Meskheti Range (მესხეთის ქედი) (Meskh/Meskhet/Meskhetian Range, Adzhar-Imereti Range, Achara-Imereti Range Adzhar-Akhaltsikh Range also Moschian Mountains) is a part of the Lesser Caucasus mountain range in Meskheti region, in southwestern Georgia.

== Geography ==
The length of the range is 150 km and the highest point is Mount Mepistskharo at an elevation of 2,850 m above sea level. The Meskheti Range is characterized by high amounts of precipitation. The territory around Mt.

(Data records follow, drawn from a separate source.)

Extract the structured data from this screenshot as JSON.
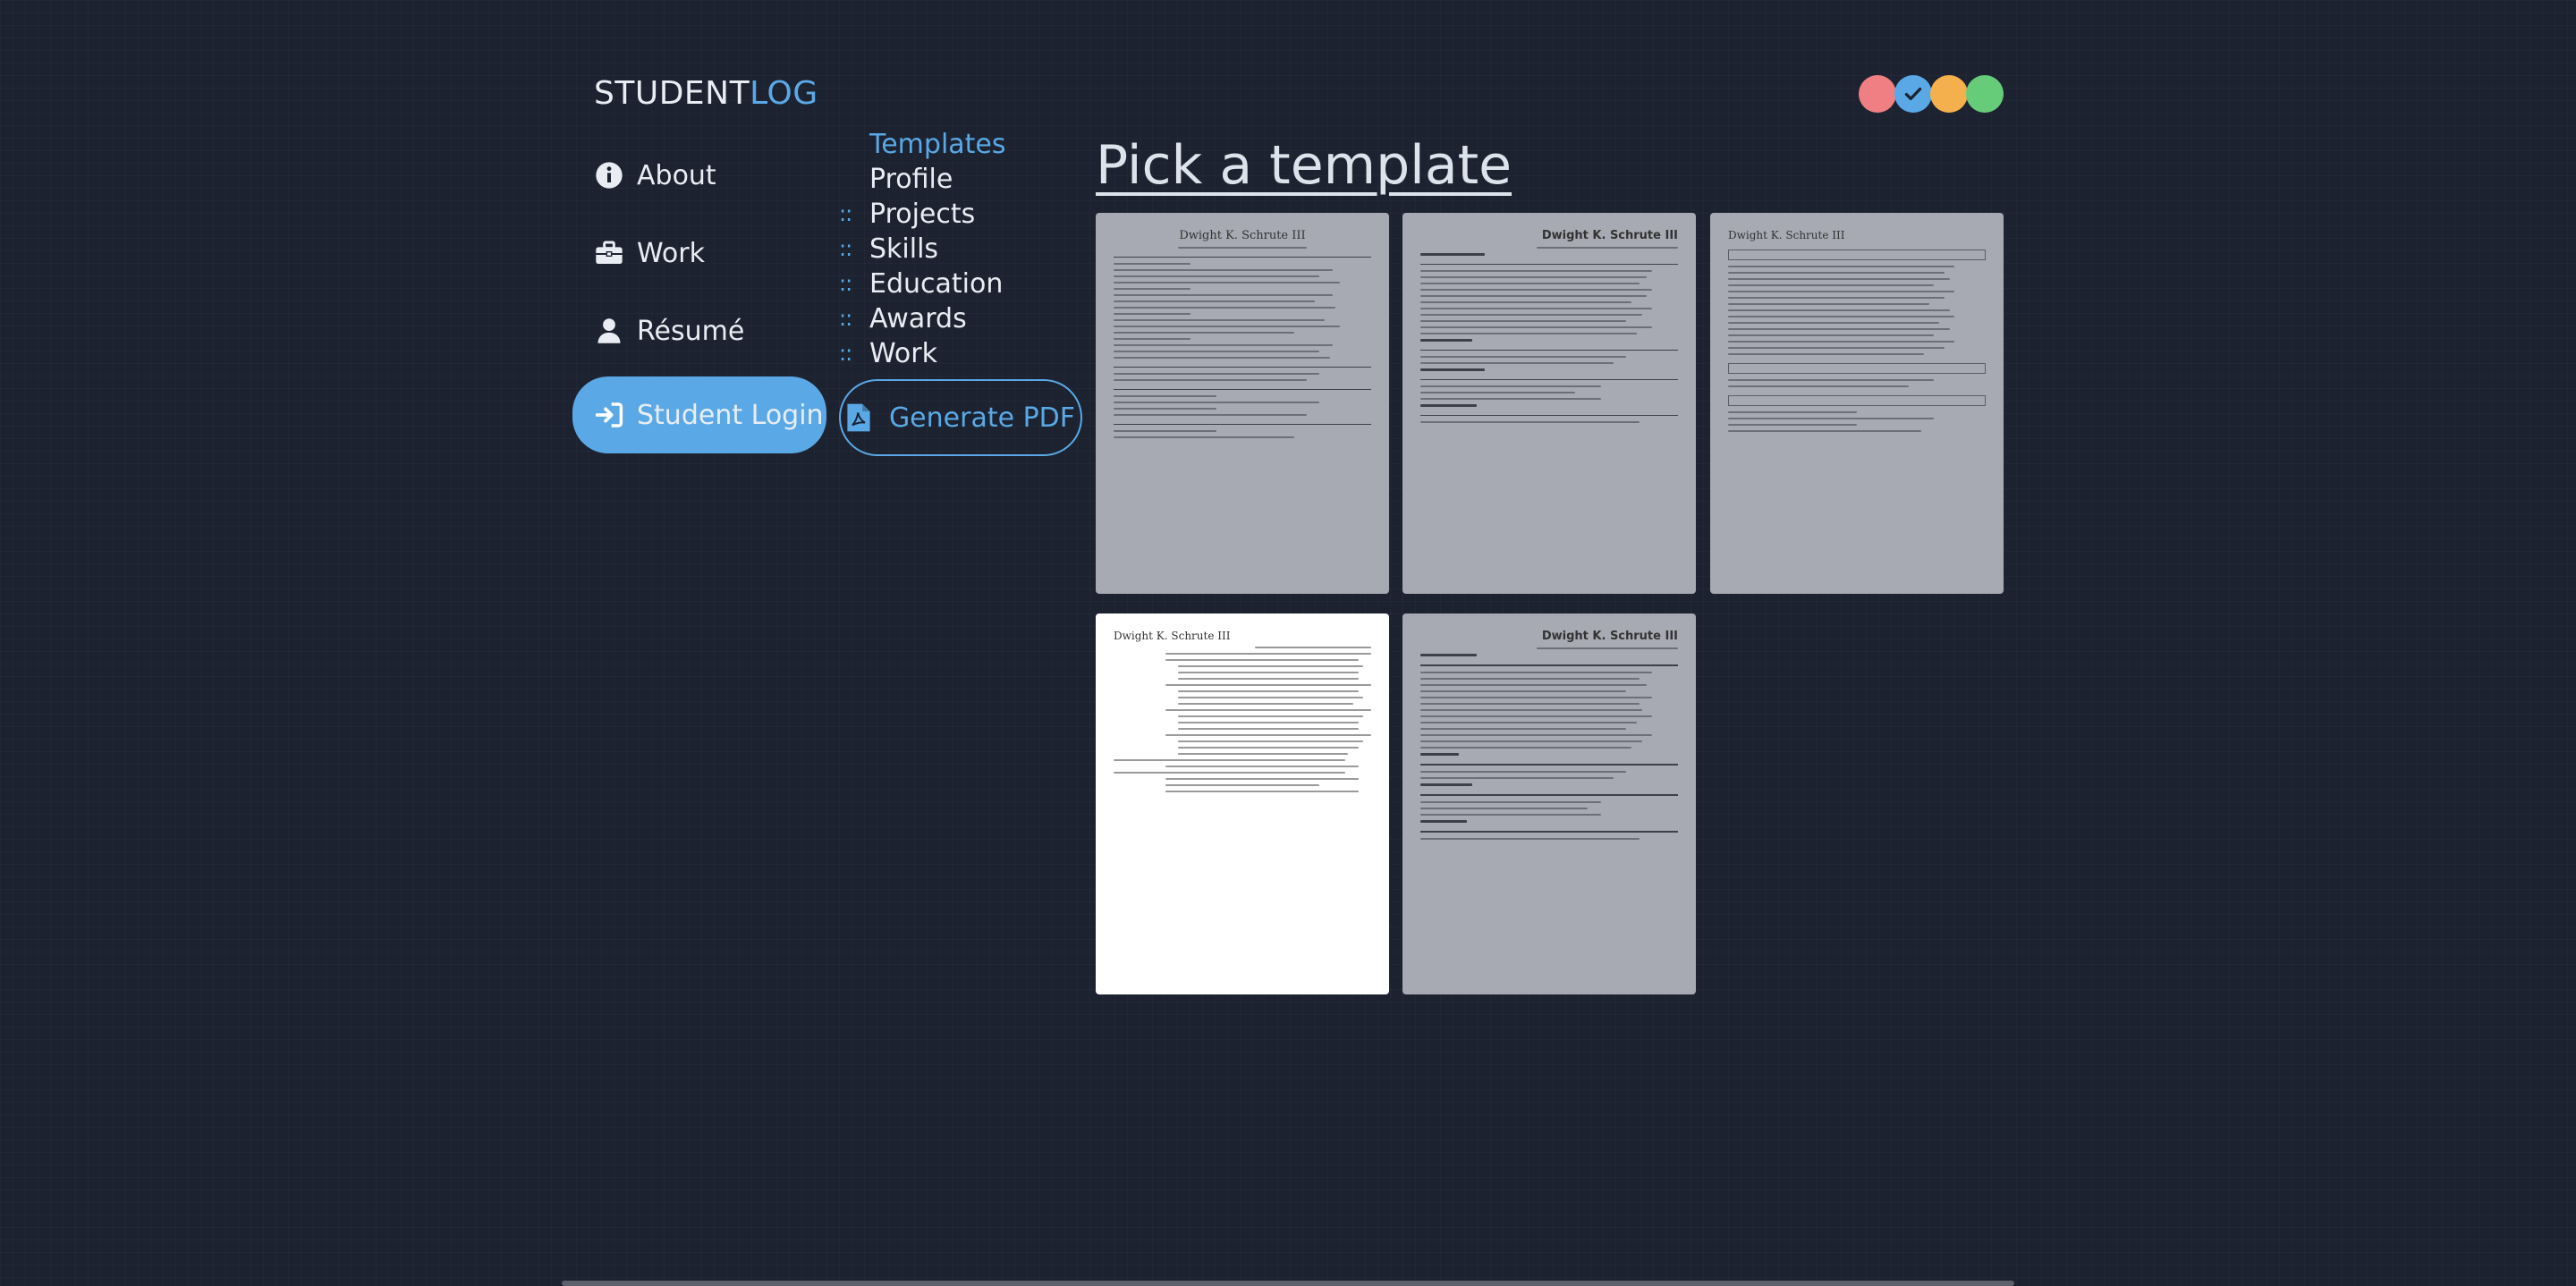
{
  "brand": {
    "part1": "STUDENT",
    "part2": "LOG"
  },
  "theme_dots": [
    {
      "color": "#f07f84",
      "selected": false
    },
    {
      "color": "#5aa9e6",
      "selected": true
    },
    {
      "color": "#f5b04e",
      "selected": false
    },
    {
      "color": "#67cc7a",
      "selected": false
    }
  ],
  "nav": {
    "about": "About",
    "work": "Work",
    "resume": "Résumé",
    "login": "Student Login"
  },
  "sections": {
    "items": [
      "Templates",
      "Profile",
      "Projects",
      "Skills",
      "Education",
      "Awards",
      "Work"
    ],
    "active": "Templates",
    "draggable_marker": "::"
  },
  "generate_button": "Generate PDF",
  "heading": "Pick a template",
  "templates": [
    {
      "name": "Dwight K. Schrute III",
      "selected": false
    },
    {
      "name": "Dwight K. Schrute III",
      "selected": false
    },
    {
      "name": "Dwight K. Schrute III",
      "selected": false
    },
    {
      "name": "Dwight K. Schrute III",
      "selected": true
    },
    {
      "name": "Dwight K. Schrute III",
      "selected": false
    }
  ],
  "colors": {
    "accent": "#5aa9e6",
    "background": "#1c2230"
  }
}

Mtirala (the Ajarian section of the range) was the wettest region within the Soviet Union and is the most humid area of the Caucasus with an annual precipitation of approximately 4500mm/year (180 inches/year). Several rivers are flowing from the Meskheti Range — Supsa, Acharis-Tsqali and Natanebi.

== Flora and fauna ==
The slopes of the Meskheti Range are rich in endemic and relic species and mainly covered by deciduous forests (oak, chestnut, maple, hornbeam, beech) below 1,200 m above sea level and by coniferous forests (spruce, fir and in some cases pine) from 1,200 to 1,800 m. The highest regions of the range are covered by sub-alpine and alpine meadows.

Strabo mentions the Moschian Mountains as joining the Caucasus. (Geography, 11.2.1)

14% of Meskheti range territory is included in three Georgian national parks — Borjomi-Kharagauli, Kintrishi and Mtirala national parks.